Kadınların başarıları ile her zaman çok mutlu oluyorum sanki kendim bir işte zafer kazanmışım hissi ha+63sıl oluyor, o sebeple başka bir yazar Kadınlar gününde kitap çıkarsa tabi ki destekler ve mutlu olurum, sadece kitap değil kadınların her alanda ki başarısıyla gurur duyarım… Altıncı Göz doğalı ve şuana kadar olan tepkiler gayet güzel, Ama her zaman eleştirilere açığım daha iyi olmak ve kendimi geliştirmek için her fikre düşünceye saygım sonsuz
Kitabınızda 6 kadının hikâyelerini anlatıyorsunuz, bu kadınların arasında sizin de gerçek hikâyeniz var mı? Veya hikâyede anlattığınız herhangi bir kadının yerinde olsanız siz nasıl davranırdınız?
Romanımdaki 6 kadından 3’ü yaşanmış hayat hikâyesi, 3’ü tamamen benim hayal gücüm, hiçbiri benim hayatım değil fakat beynimde ki ve kalbimde ki kadınlar hepsi… Tutsak edilip evlatlarından ayrı kalmak zorunda kalmış bir kadının başından geçenler var mesela kitapta, adı Pembe, onun yerinde herhalde hiçbir kadın olmak istemezdi bende istemezdim ve şuan kitabı yazdıktan sonra bile düşünüyorum etkisindeyim, başıma onun yaşadıkları gelse nasıl tepki verir ve öyle güçlü dururdum ne yapardım inanın bilmiyorum… Sevdiklerini kaybetmiş 20 yaşında bir kız var sonra Heja, anne ve babasını elim bir şekilde kaybettikten sonra başına öyle şeyler geliyor ki bu kadarı da bu yaşta bir genç kız için çok fazla diyecek okuyanlar… Diğer karakterler kitabın sürprizi olsun ama bunu sadece bir kadın başarabilirdi diyeceğimiz hayatlar var içinde… Acı, aşk, mutluluk, hüzün her duyguyu okuyup yaşayacak okur…
Kadınların ruh hallerini, acılarını, yaşam öykülerini anlatırken, hem kadın hem de yazar olarak zorlanmadınız mı? Ağladığınız, acı çektikleriniz oldu mu? Bu kadar da olmaz dediklerinizin arasında yazarken siz, kendinizi nasıl bir duygu içerisinde hissettiniz?

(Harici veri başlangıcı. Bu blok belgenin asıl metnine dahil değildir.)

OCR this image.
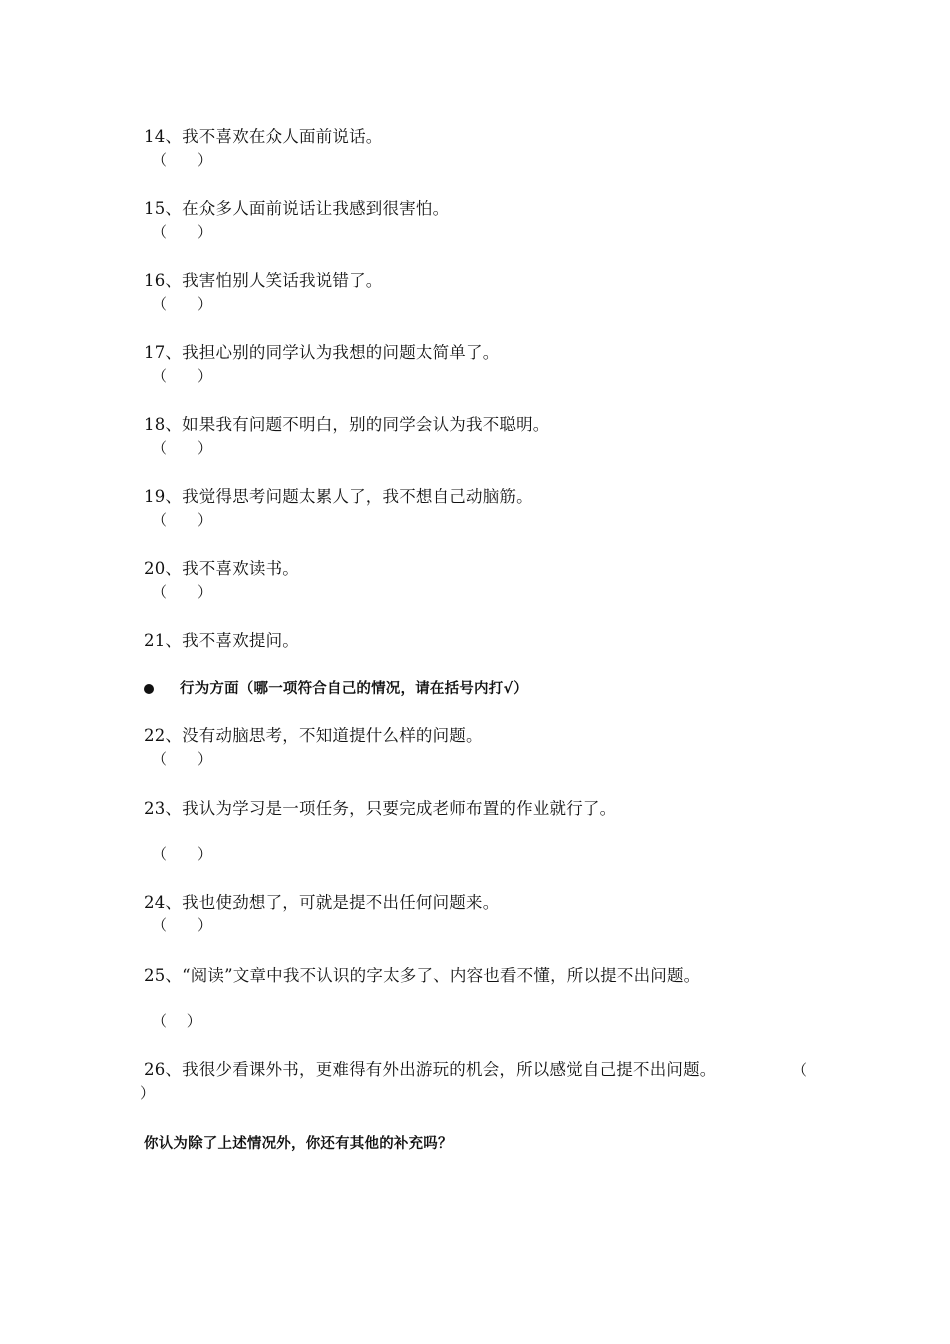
14、我不喜欢在众人面前说话。
（　　）
15、在众多人面前说话让我感到很害怕。
（　　）
16、我害怕别人笑话我说错了。
（　　）
17、我担心别的同学认为我想的问题太简单了。
（　　）
18、如果我有问题不明白，别的同学会认为我不聪明。
（　　）
19、我觉得思考问题太累人了，我不想自己动脑筋。
（　　）
20、我不喜欢读书。
（　　）
21、我不喜欢提问。
行为方面（哪一项符合自己的情况，请在括号内打√）
22、没有动脑思考，不知道提什么样的问题。
（　　）
23、我认为学习是一项任务，只要完成老师布置的作业就行了。
（　　）
24、我也使劲想了，可就是提不出任何问题来。
（　　）
25、“阅读”文章中我不认识的字太多了、内容也看不懂，所以提不出问题。
（　 ）
26、我很少看课外书，更难得有外出游玩的机会，所以感觉自己提不出问题。	（
）
你认为除了上述情况外，你还有其他的补充吗？
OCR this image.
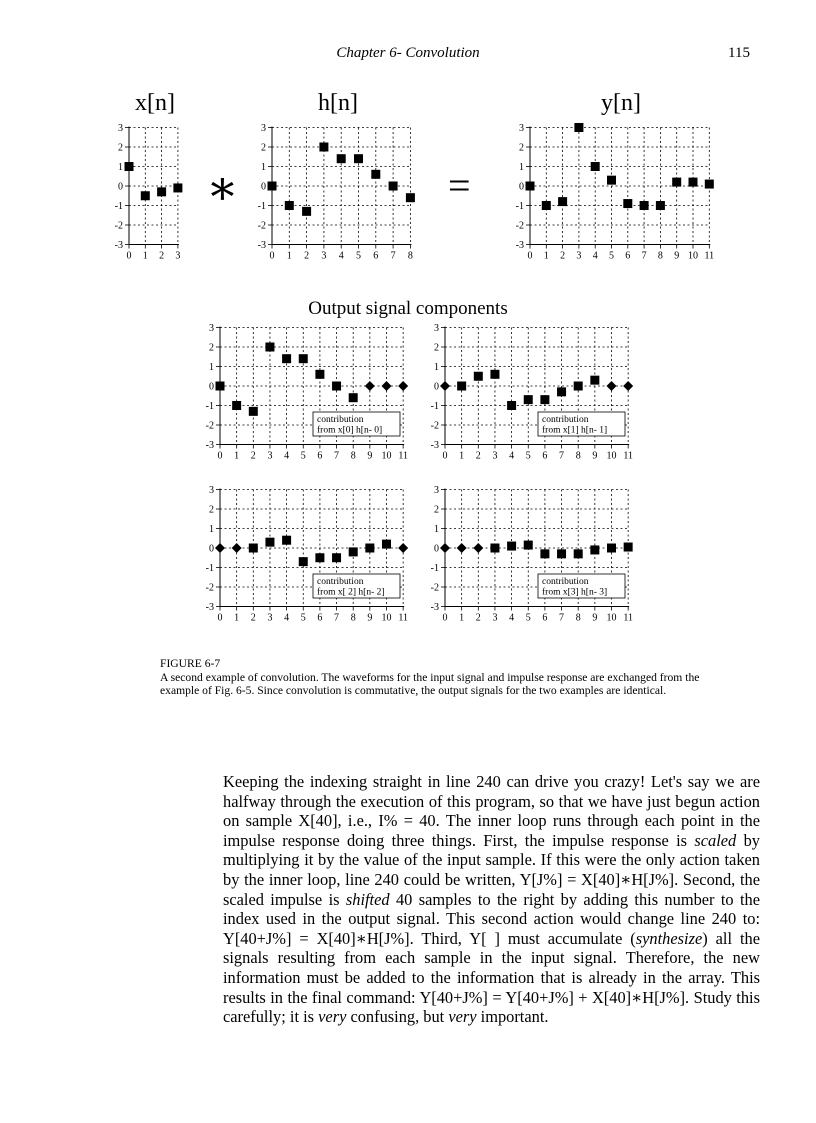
Chapter 6- Convolution	115
x[n]	h[n]	y[n]
∗	=
Output signal components
3
2
1
0
-1
-2
-3
0 1 2 3
3
2
1
0
-1
-2
-3
0 1 2 3 4 5 6 7 8
3
2
1
0
-1
-2
-3
0 1 2 3 4 5 6 7 8 9 10 11
3
2
1
0
-1
-2
-3
0 1 2 3 4 5 6 7 8 9 10 11
contribution
from x[0] h[n- 0]
3
2
1
0
-1
-2
-3
0 1 2 3 4 5 6 7 8 9 10 11
contribution
from x[1] h[n- 1]
3
2
1
0
-1
-2
-3
0 1 2 3 4 5 6 7 8 9 10 11
contribution
from x[ 2] h[n- 2]
3
2
1
0
-1
-2
-3
0 1 2 3 4 5 6 7 8 9 10 11
contribution
from x[3] h[n- 3]
FIGURE 6-7
A second example of convolution. The waveforms for the input signal and impulse response are exchanged from the example of Fig. 6-5. Since convolution is commutative, the output signals for the two examples are identical.

Keeping the indexing straight in line 240 can drive you crazy! Let's say we are halfway through the execution of this program, so that we have just begun action on sample X[40], i.e., I% = 40. The inner loop runs through each point in the impulse response doing three things. First, the impulse response is scaled by multiplying it by the value of the input sample. If this were the only action taken by the inner loop, line 240 could be written, Y[J%] = X[40]∗H[J%]. Second, the scaled impulse is shifted 40 samples to the right by adding this number to the index used in the output signal. This second action would change line 240 to: Y[40+J%] = X[40]∗H[J%]. Third, Y[ ] must accumulate (synthesize) all the signals resulting from each sample in the input signal. Therefore, the new information must be added to the information that is already in the array. This results in the final command: Y[40+J%] = Y[40+J%] + X[40]∗H[J%]. Study this carefully; it is very confusing, but very important.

Yazarken kendimi o ana ve yazdığım karaktere o kadar kaptırıyorum ki ağladığım, güldüğüm, gerçekmiş gibi hissettiğim, kızdığım çok an oluyor… Kadınların olaylar karşısında ki tepkilerini yazarken, bir kadın olarak, karakterlerle tabi ki empati yapıyorum,” ben olsam ne yapardım” sorusunu mutlaka kendime soruyorum ve yapacaklarımı, yapmak isteyip yapamadıklarımı, hayal gücümle ve yazar kimliğimle harmanlıyorum, bazen kendimle çeliştiğim o sebeple karakterle kavga ettiğim anlar oluyor, bazen de tam bende olsam böyle yapardım dediğim anlar oluyor, hayal gücünün gücü… Bazı durumlarda her kadın aynı hisse kapılır, verdiği tepkiler tabi ki yapıya göre değişiklik gösterir, kimi daha şiddetli, kimi daha sakin, kimi daha intikamcı, işte orası tufan… Fakat aldatılmış hiçbir kadın, “ohhh beni ne güzel aldattı demez” ya da şiddete uğramış hiçbir kadın, “ellerine sağlık acımadı ki” demez bu gibi durumlarda her kadın yaralanır, canı acır fakat tepkisi farklı olur… İşte o noktalarda Altıncı göz’ü okuyan herkes, “Ya ben olsam ne yapar, nasıl tepki verirdim?” Diyecek tıpkı yazarken benim dediğim gibi.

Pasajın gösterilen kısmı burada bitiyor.